The Myths and Truths About Emotional Therapy
It’s not considered appropriate to discuss your emotions in many locations, and that’s a problem for many people. Men feel they cannot discuss their emotions because it comes across as less than masculine. Women may hesitate to express their emotions at work or home out of fear of being told they are complaining. Kids are not meant to discuss their emotions because people want them to get over things. It’s a common misconception that emotional therapy is a bad idea, it’s for those who are weak, and it’s not something men or women should do. These myths simply aren’t true.
Myth: Emotional Therapy is For the Weak
The common misconception is that this is something for the weak, but it’s not. It’s for those who are strong and those who want to take control of their lives. If you’re struggling emotionally, you cannot always handle it on your own. There are times in your life when you might not be able to focus on yourself, helping yourself, or making things go your way. There are times when you need someone else to help you get through the problems you’re having, and this is one of those times. It’s not for the weak. It’s for those who are strong enough to ask for help.

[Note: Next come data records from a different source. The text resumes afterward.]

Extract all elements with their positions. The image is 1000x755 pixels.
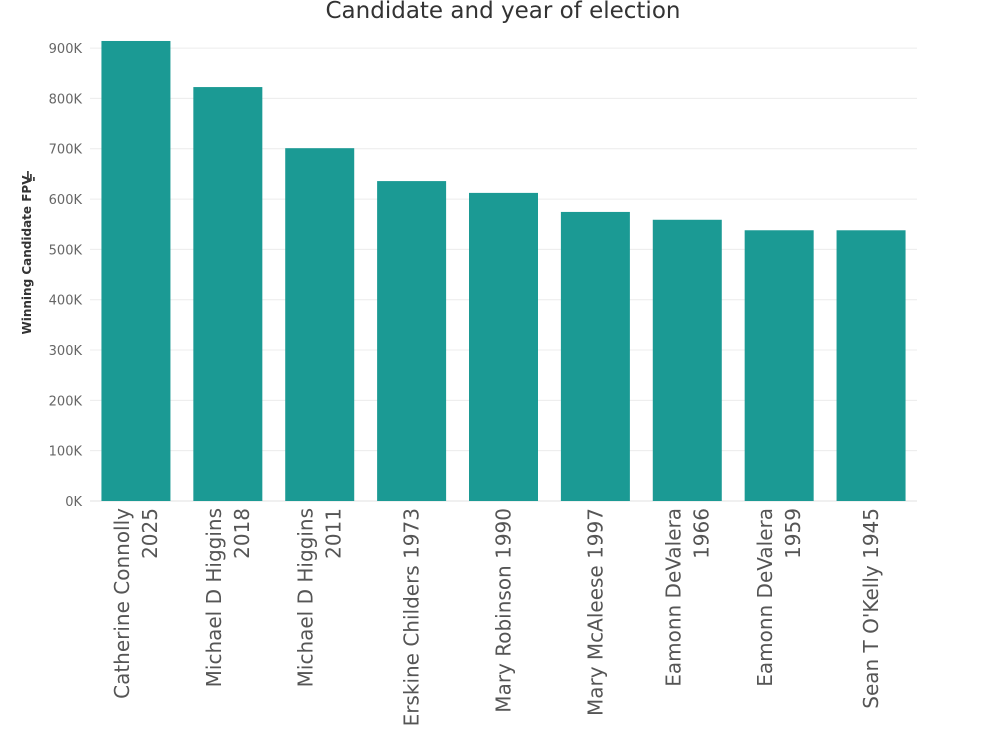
y-tick-label: 200K xyxy=(49,394,83,409)
y-tick-label: 900K xyxy=(49,42,83,57)
x-category-label: 1966 xyxy=(689,508,713,559)
x-category-label: 1959 xyxy=(781,508,805,559)
bar[interactable] xyxy=(193,87,263,501)
y-axis-label: Winning Candidate FPV xyxy=(20,175,34,335)
x-category-label: Mary McAleese 1997 xyxy=(583,508,607,716)
x-category-label: Erskine Childers 1973 xyxy=(400,508,424,726)
bar[interactable] xyxy=(101,40,171,502)
y-tick-label: 0K xyxy=(65,495,82,510)
x-category-label: Sean T O'Kelly 1945 xyxy=(859,508,883,709)
sort-icon-bar xyxy=(33,177,35,181)
y-axis-title[interactable]: Winning Candidate FPV xyxy=(20,171,35,335)
y-tick-label: 700K xyxy=(49,143,83,158)
sort-icon-bar xyxy=(27,171,29,181)
bar[interactable] xyxy=(469,192,538,501)
bar[interactable] xyxy=(560,211,630,502)
x-category-label: Eamonn DeValera xyxy=(661,508,685,687)
y-tick-label: 800K xyxy=(49,92,83,107)
x-category-label: 2018 xyxy=(230,508,254,559)
x-category-label: Eamonn DeValera xyxy=(753,508,777,687)
bar[interactable] xyxy=(652,219,722,501)
bars xyxy=(101,40,906,502)
x-category-label: Michael D Higgins xyxy=(202,508,226,687)
x-category-label: 2025 xyxy=(138,508,162,559)
x-axis-labels: Catherine Connolly 2025 Michael D Higgins 2… xyxy=(110,508,883,727)
bar[interactable] xyxy=(836,230,906,501)
sort-descending-icon[interactable] xyxy=(27,171,35,181)
y-tick-label: 100K xyxy=(49,445,83,460)
bar[interactable] xyxy=(744,230,814,501)
bar[interactable] xyxy=(377,181,447,502)
y-tick-label: 300K xyxy=(49,344,83,359)
y-tick-label: 500K xyxy=(49,243,83,258)
x-category-label: 2011 xyxy=(322,508,346,559)
y-tick-label: 600K xyxy=(49,193,83,208)
y-tick-label: 400K xyxy=(49,294,83,309)
sort-icon-bar xyxy=(30,174,32,181)
bar[interactable] xyxy=(285,148,355,502)
x-category-label: Michael D Higgins xyxy=(294,508,318,687)
x-category-label: Mary Robinson 1990 xyxy=(492,508,516,713)
y-axis-ticks: 0K 100K 200K 300K 400K 500K 600K 700K 800K 900K xyxy=(49,42,83,510)
chart-title: Candidate and year of election xyxy=(325,0,681,24)
x-category-label: Catherine Connolly xyxy=(110,508,134,699)
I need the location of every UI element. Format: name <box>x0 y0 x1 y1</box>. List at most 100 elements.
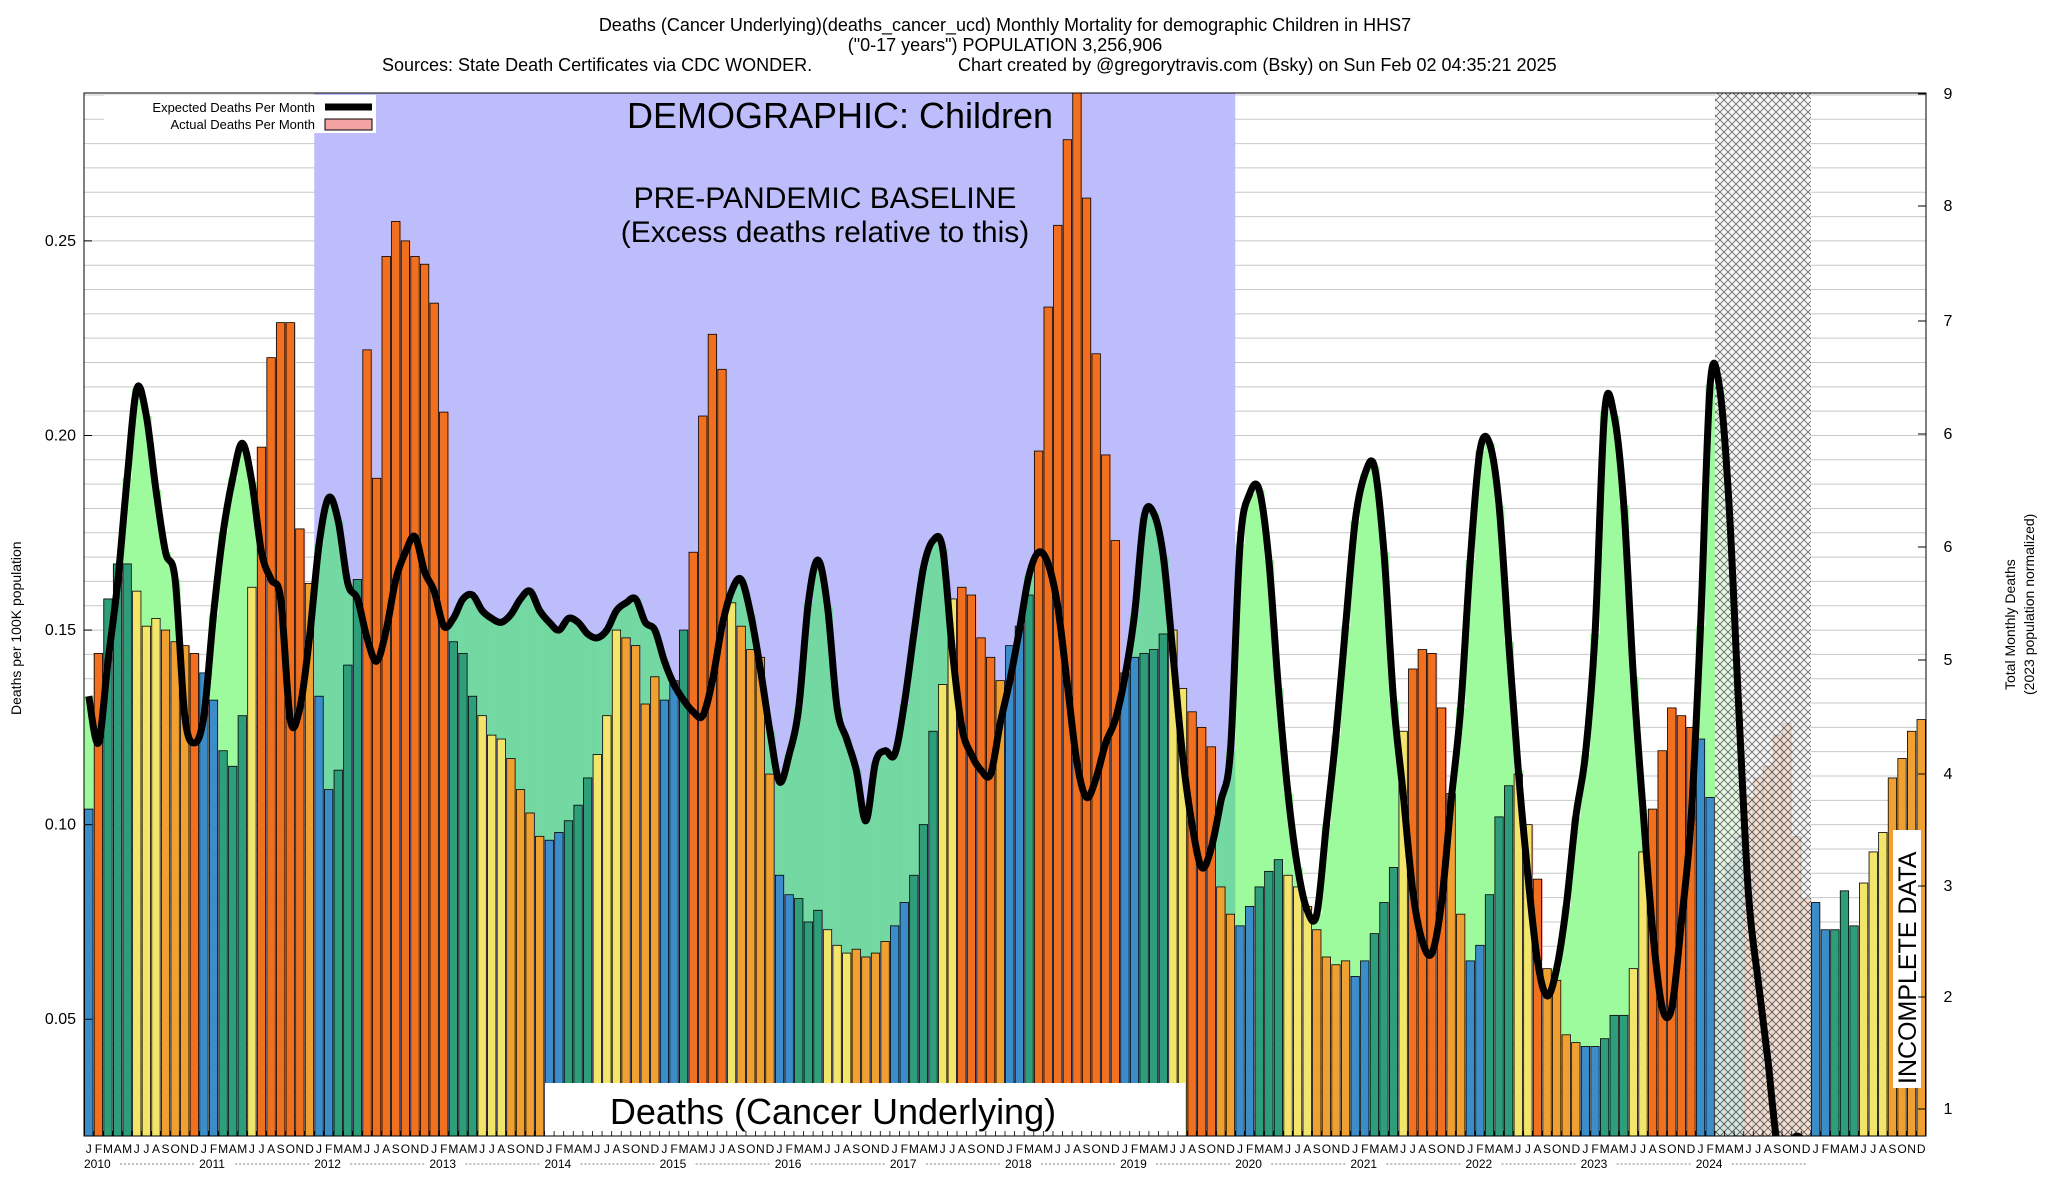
excess-fill-segment <box>861 820 872 957</box>
actual-deaths-bar <box>276 322 286 1136</box>
x-month-tick-label: N <box>1332 1142 1341 1156</box>
x-month-tick-label: O <box>1437 1142 1446 1156</box>
x-month-tick-label: F <box>555 1142 562 1156</box>
x-month-tick-label: J <box>1870 1142 1876 1156</box>
actual-deaths-bar <box>439 411 449 1136</box>
actual-deaths-bar <box>1283 874 1293 1136</box>
x-month-tick-label: S <box>622 1142 630 1156</box>
y-right-tick-label: 6 <box>1944 539 1953 556</box>
actual-deaths-bar <box>208 699 219 1136</box>
actual-deaths-bar <box>669 680 679 1136</box>
actual-deaths-bar <box>352 579 363 1136</box>
actual-deaths-bar <box>1331 964 1341 1136</box>
x-month-tick-label: S <box>737 1142 745 1156</box>
excess-fill-segment <box>793 707 805 899</box>
x-month-tick-label: D <box>1111 1142 1120 1156</box>
actual-deaths-bar <box>1868 851 1878 1136</box>
x-year-label-bg <box>82 1157 118 1171</box>
x-month-tick-label: A <box>728 1142 736 1156</box>
x-month-tick-label: J <box>709 1142 715 1156</box>
x-month-tick-label: N <box>756 1142 765 1156</box>
incomplete-label-box <box>1893 830 1921 1088</box>
x-month-tick-label: F <box>1361 1142 1368 1156</box>
x-month-tick-label: S <box>1658 1142 1666 1156</box>
x-month-tick-label: A <box>1610 1142 1618 1156</box>
actual-deaths-bar <box>1225 913 1236 1136</box>
y-right-axis-sublabel: (2023 population normalized) <box>2021 514 2037 695</box>
x-month-tick-label: M <box>1139 1142 1149 1156</box>
actual-deaths-bar <box>295 528 305 1136</box>
actual-deaths-bar <box>1379 902 1389 1136</box>
excess-fill-segment <box>467 595 478 697</box>
excess-fill-segment <box>247 482 258 588</box>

Myth: Emotional Therapy is Not For Men
Emotions hit everyone hard sometimes, and this includes men. Men are not immune to emotions, but some men do take their time showing them. That is if they ever show them. Some men are taught they are not meant to talk about their feelings, but emotional therapy is a safe place for men to do just that. Emotional therapy is for everyone. It’s for those who need the help.
Myth: Emotional Therapy is for People with Mental Issues
Mental issues and emotional problems are not the same things. Mental health problems affect millions of people, but they are not the same thing as emotional issues. Emotional issues occur when marriages fail, when children go down a wrong path, and when people cannot handle what is going on in their lives. They are emotional over change, over the kids going to college, over the way they feel about something. They are dealing with their emotions the best they know how, but there’s not always a way for them to control their emotions appropriately. It’s not for people who have mental health issues, though it might help people who do suffer from mental health problems.
Myth: Emotional Therapy is A Waste of Time
Therapy is never a waste of time for people who want to find help. It’s a situation where you are free to talk to someone who is not judging you. You are free to talk to someone who is not going to make you feel bad about your feelings or how you view things. You are talking to someone who is not personally involved in any of the issues you’re living with. You are not going to find that this is a waste of time if you do want the help. If you’re not in it to find real help, however, you might not find it works for you. If you’re dealing with therapy because it’s required of you, it might not work.
You must be invested in therapy for it to work. You must be willing to go into your heart and talk about the things that hurt you and bother you, the things that make you feel emotional and vulnerable, and you must be ready to discuss things that don’t make you comfortable. It won’t work if you’re holding back, and that’s why you must know you are in a safe place. Your emotional therapist’s job is to make you feel comfortable enough to discuss your issues and be there.
Don’t go if you can’t be honest. Don’t force yourself to talk if you don’t feel it. Take it at your own pace, and open up when you feel comfortable. Emotional therapy can and does work for so many people, but it’s better if you are open to it and really want the help that’s being offered to you.